Como escritora de ficción, encuentro este concepto comprensible por la relación que existe entre mis creaciones y yo. Como su creadora, estoy en mis libros, pero no estoy en mis libros. Yo creo las leyes que operan en mis libros y, sin embargo, no estoy sujeto a esas leyes. Los personajes de mis libros pueden parecer humanos, actuar como humanos y sonar como humanos, pero solo son reflejos de la humanidad.

Así que, desde mi punto de vista, negar la existencia de un Creador porque no podemos imaginar qué tipo de ser podría ser –utilizando solo a nosotros mismos como punto de referencia– sería muy parecido a que mis personajes fueran incapaces de imaginar que hay un escritor que los concibió y los puso en un libro. Podrían teorizar sobre mi existencia y, si se miraran con atención, verían mi reflejo en ellos, pero no verían ni comprenderían ni entenderían la totalidad de mí.

Esa es una de las razones, supongo, por las que las enseñanzas bahá’ís se refieren al Ser Supremo como una «esencia incognoscible». Bahá’u’lláh escribió:

Es evidente para todo corazón perspicaz e iluminado que Dios, la Esencia incognoscible, el Ser divino, es inmensamente excelso por encima de todo atributo humano, tal como existencia corpórea, ascenso y descenso, salida y retorno. Lejos está de Su gloria que lengua humana alguna haya de referir apropiadamente Su alabanza, o que algún corazón humano comprenda Su misterio insondable. Él está, y siempre ha estado, velado en la antigua eternidad de Su Esencia, y permanecerá en Su Realidad eternamente oculto a la vista de los hombres. “Ninguna visión Le abarca, pero Él abarca toda visión; Él es el Sutil, Quien todo lo percibe”.

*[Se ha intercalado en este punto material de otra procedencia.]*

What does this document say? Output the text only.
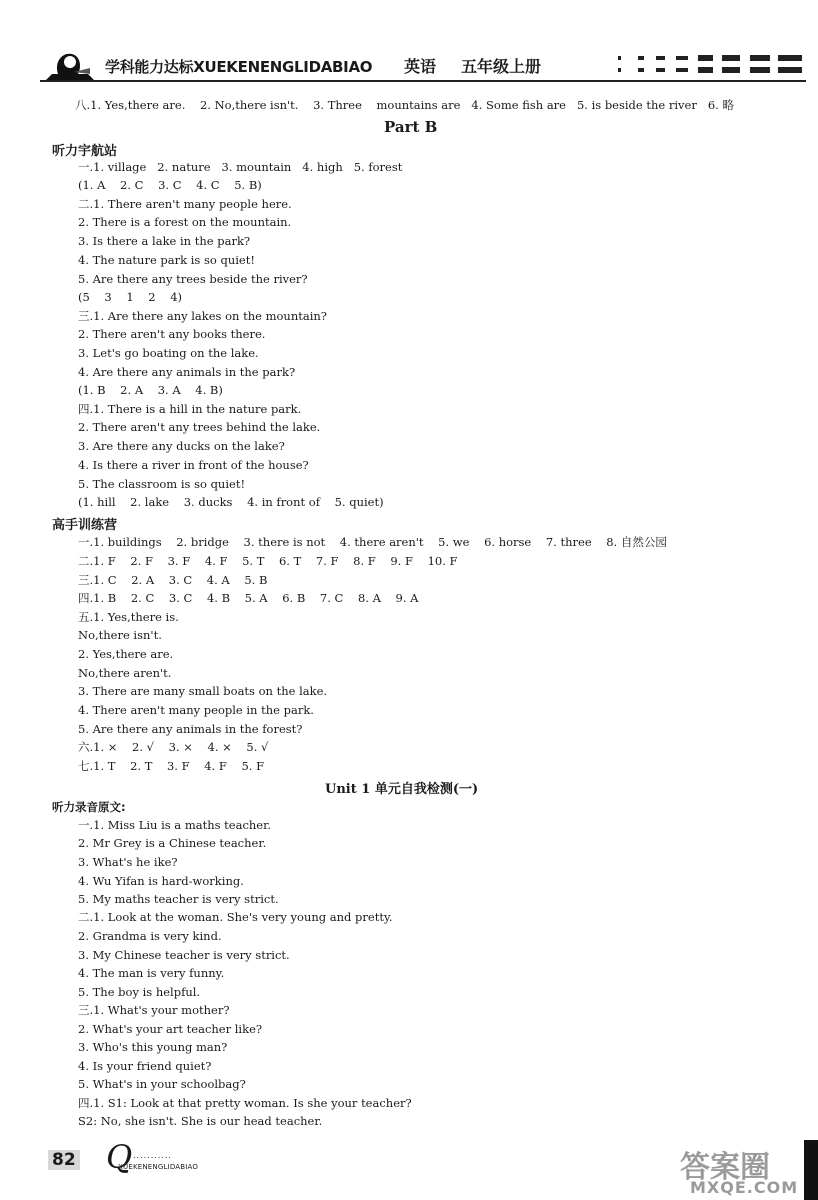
学科能力达标XUEKENENGLIDABIAO 英语 五年级上册
八.1. Yes,there are.    2. No,there isn't.    3. Three    mountains are   4. Some fish are   5. is beside the river   6. 略
Part B
听力宇航站
一.1. village   2. nature   3. mountain   4. high   5. forest
(1. A    2. C    3. C    4. C    5. B)
二.1. There aren't many people here.
2. There is a forest on the mountain.
3. Is there a lake in the park?
4. The nature park is so quiet!
5. Are there any trees beside the river?
(5    3    1    2    4)
三.1. Are there any lakes on the mountain?
2. There aren't any books there.
3. Let's go boating on the lake.
4. Are there any animals in the park?
(1. B    2. A    3. A    4. B)
四.1. There is a hill in the nature park.
2. There aren't any trees behind the lake.
3. Are there any ducks on the lake?
4. Is there a river in front of the house?
5. The classroom is so quiet!
(1. hill    2. lake    3. ducks    4. in front of    5. quiet)
高手训练营
一.1. buildings    2. bridge    3. there is not    4. there aren't    5. we    6. horse    7. three    8. 自然公园
二.1. F    2. F    3. F    4. F    5. T    6. T    7. F    8. F    9. F    10. F
三.1. C    2. A    3. C    4. A    5. B
四.1. B    2. C    3. C    4. B    5. A    6. B    7. C    8. A    9. A
五.1. Yes,there is.
No,there isn't.
2. Yes,there are.
No,there aren't.
3. There are many small boats on the lake.
4. There aren't many people in the park.
5. Are there any animals in the forest?
六.1. ×    2. √    3. ×    4. ×    5. √
七.1. T    2. T    3. F    4. F    5. F
Unit 1 单元自我检测(一)
听力录音原文:
一.1. Miss Liu is a maths teacher.
2. Mr Grey is a Chinese teacher.
3. What's he ike?
4. Wu Yifan is hard-working.
5. My maths teacher is very strict.
二.1. Look at the woman. She's very young and pretty.
2. Grandma is very kind.
3. My Chinese teacher is very strict.
4. The man is very funny.
5. The boy is helpful.
三.1. What's your mother?
2. What's your art teacher like?
3. Who's this young man?
4. Is your friend quiet?
5. What's in your schoolbag?
四.1. S1: Look at that pretty woman. Is she your teacher?
S2: No, she isn't. She is our head teacher.
82 Q ...........
XUEKENENGLIDABIAO	答案圈
MXQE.COM
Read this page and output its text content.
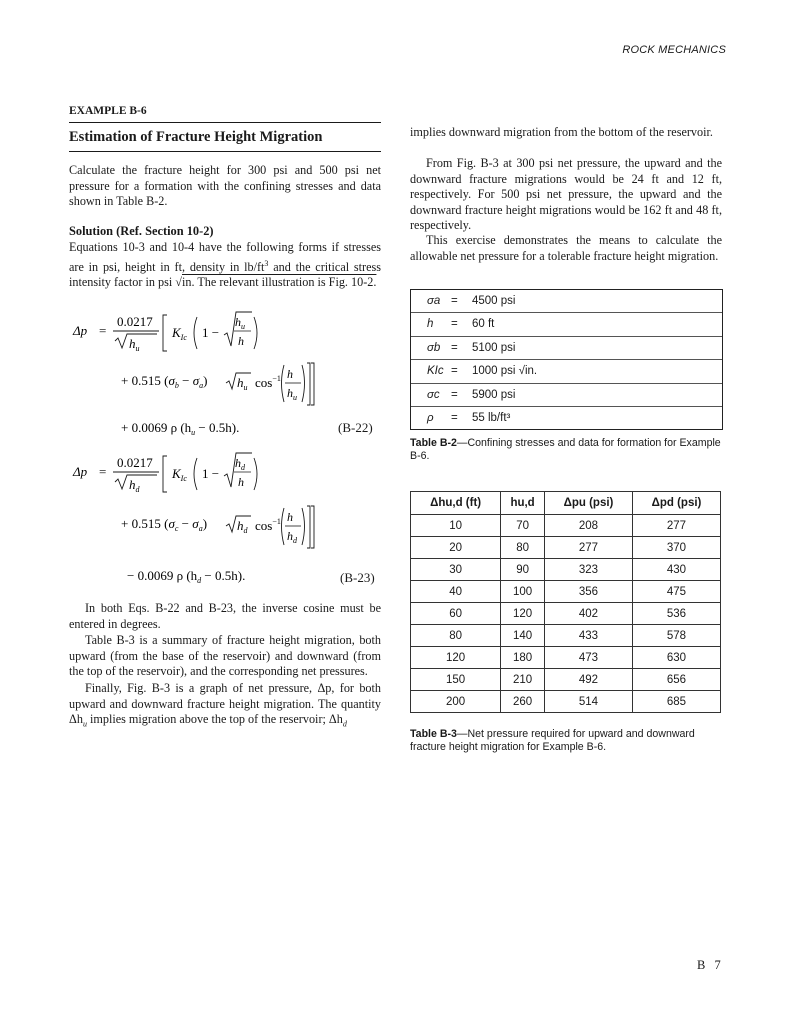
ROCK MECHANICS
EXAMPLE B-6
Estimation of Fracture Height Migration
Calculate the fracture height for 300 psi and 500 psi net pressure for a formation with the confining stresses and data shown in Table B-2.
Solution (Ref. Section 10-2)
Equations 10-3 and 10-4 have the following forms if stresses are in psi, height in ft, density in $lb/ft^3$ and the critical stress intensity factor in psi √in. The relevant illustration is Fig. 10-2.
Δp =
0.0217
$h_u$
$K_{Ic}$ 1 −
$h_u$
h
+ 0.515 $(\sigma_b - \sigma_a)$ $h_u$ $\cos^{-1} h$
$h_u$
+ 0.0069 ρ $(h_u - 0.5h)$.	(B-22)
Δp =
0.0217
$h_d$
$K_{Ic}$ 1 −
$h_d$
h
+ 0.515 $(\sigma_c - \sigma_a)$ $h_d$ $\cos^{-1} h$
$h_d$
− 0.0069 ρ $(h_d - 0.5h)$.	(B-23)
In both Eqs. B-22 and B-23, the inverse cosine must be entered in degrees.
Table B-3 is a summary of fracture height migration, both upward (from the base of the reservoir) and downward (from the top of the reservoir), and the corresponding net pressures.
Finally, Fig. B-3 is a graph of net pressure, Δp, for both upward and downward fracture height migration. The quantity $\Delta h_u$ implies migration above the top of the reservoir; $\Delta h_d$
implies downward migration from the bottom of the reservoir.
From Fig. B-3 at 300 psi net pressure, the upward and the downward fracture migrations would be 24 ft and 12 ft, respectively. For 500 psi net pressure, the upward and the downward fracture height migrations would be 162 ft and 48 ft, respectively.
This exercise demonstrates the means to calculate the allowable net pressure for a tolerable fracture height migration.
σa = 4500 psi
h = 60 ft
σb = 5100 psi
KIc = 1000 psi √in.
σc = 5900 psi
ρ = 55 lb/ft³
Table B-2—Confining stresses and data for formation for Example B-6.
Δhu,d (ft)	hu,d	Δpu (psi)	Δpd (psi)
10	70	208	277
20	80	277	370
30	90	323	430
40	100	356	475
60	120	402	536
80	140	433	578
120	180	473	630
150	210	492	656
200	260	514	685
Table B-3—Net pressure required for upward and downward fracture height migration for Example B-6.
B 7
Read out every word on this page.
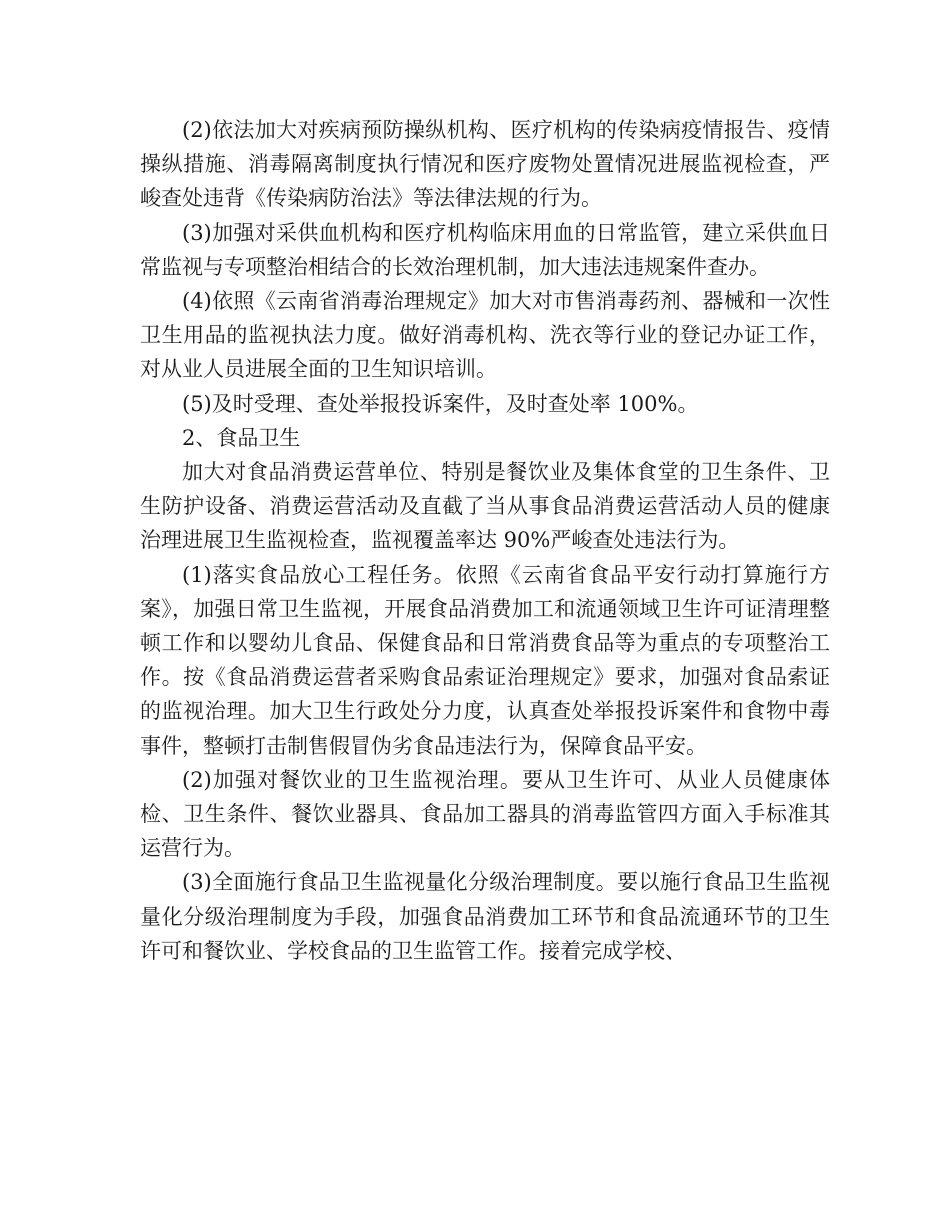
(2)依法加大对疾病预防操纵机构、医疗机构的传染病疫情报告、疫情操纵措施、消毒隔离制度执行情况和医疗废物处置情况进展监视检查，严峻查处违背《传染病防治法》等法律法规的行为。

(3)加强对采供血机构和医疗机构临床用血的日常监管，建立采供血日常监视与专项整治相结合的长效治理机制，加大违法违规案件查办。

(4)依照《云南省消毒治理规定》加大对市售消毒药剂、器械和一次性卫生用品的监视执法力度。做好消毒机构、洗衣等行业的登记办证工作，对从业人员进展全面的卫生知识培训。

(5)及时受理、查处举报投诉案件，及时查处率 100%。

2、食品卫生

加大对食品消费运营单位、特别是餐饮业及集体食堂的卫生条件、卫生防护设备、消费运营活动及直截了当从事食品消费运营活动人员的健康治理进展卫生监视检查，监视覆盖率达 90%严峻查处违法行为。

(1)落实食品放心工程任务。依照《云南省食品平安行动打算施行方案》，加强日常卫生监视，开展食品消费加工和流通领域卫生许可证清理整顿工作和以婴幼儿食品、保健食品和日常消费食品等为重点的专项整治工作。按《食品消费运营者采购食品索证治理规定》要求，加强对食品索证的监视治理。加大卫生行政处分力度，认真查处举报投诉案件和食物中毒事件，整顿打击制售假冒伪劣食品违法行为，保障食品平安。

(2)加强对餐饮业的卫生监视治理。要从卫生许可、从业人员健康体检、卫生条件、餐饮业器具、食品加工器具的消毒监管四方面入手标准其运营行为。

(3)全面施行食品卫生监视量化分级治理制度。要以施行食品卫生监视量化分级治理制度为手段，加强食品消费加工环节和食品流通环节的卫生许可和餐饮业、学校食品的卫生监管工作。接着完成学校、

Creo que esto nos da una idea de cómo es nuestra relación con Dios: no podemos ver al Creador como tampoco podemos mirar directamente al sol, pero podemos ver su reflejo en sus mensajeros divinos y sus enseñanzas. Bahá’u’lláh, el profeta y fundador de la Fe bahá’í, lo expresó así:

Todo lo que hay en los cielos y en la tierra es prueba directa de la revelación en ello de los atributos y nombres de Dios, ya que en cada átomo están atesoradas las señales que dan testimonio elocuente de la revelación de aquella Muy Grande Luz… Esto, en grado sumo, es aplicable al hombre, quien, entre todo lo creado, ha sido investido con el manto de tales dones y señalado para la gloria de tal distinción.

Más adelante, en el mismo verso, Bahá’u’lláh dice: «Ha conocido a Dios quien se ha conocido a sí mismo». Considéralo lógicamente: si suponemos que no hay ninguna esencia o elemento o ser detrás de la existencia del universo que no sea intrínsecamente diferente de lo que hay en el universo, entonces no importa qué postules que causó esto o aquello, estás condenado a una regresión infinita de gallinas y huevos.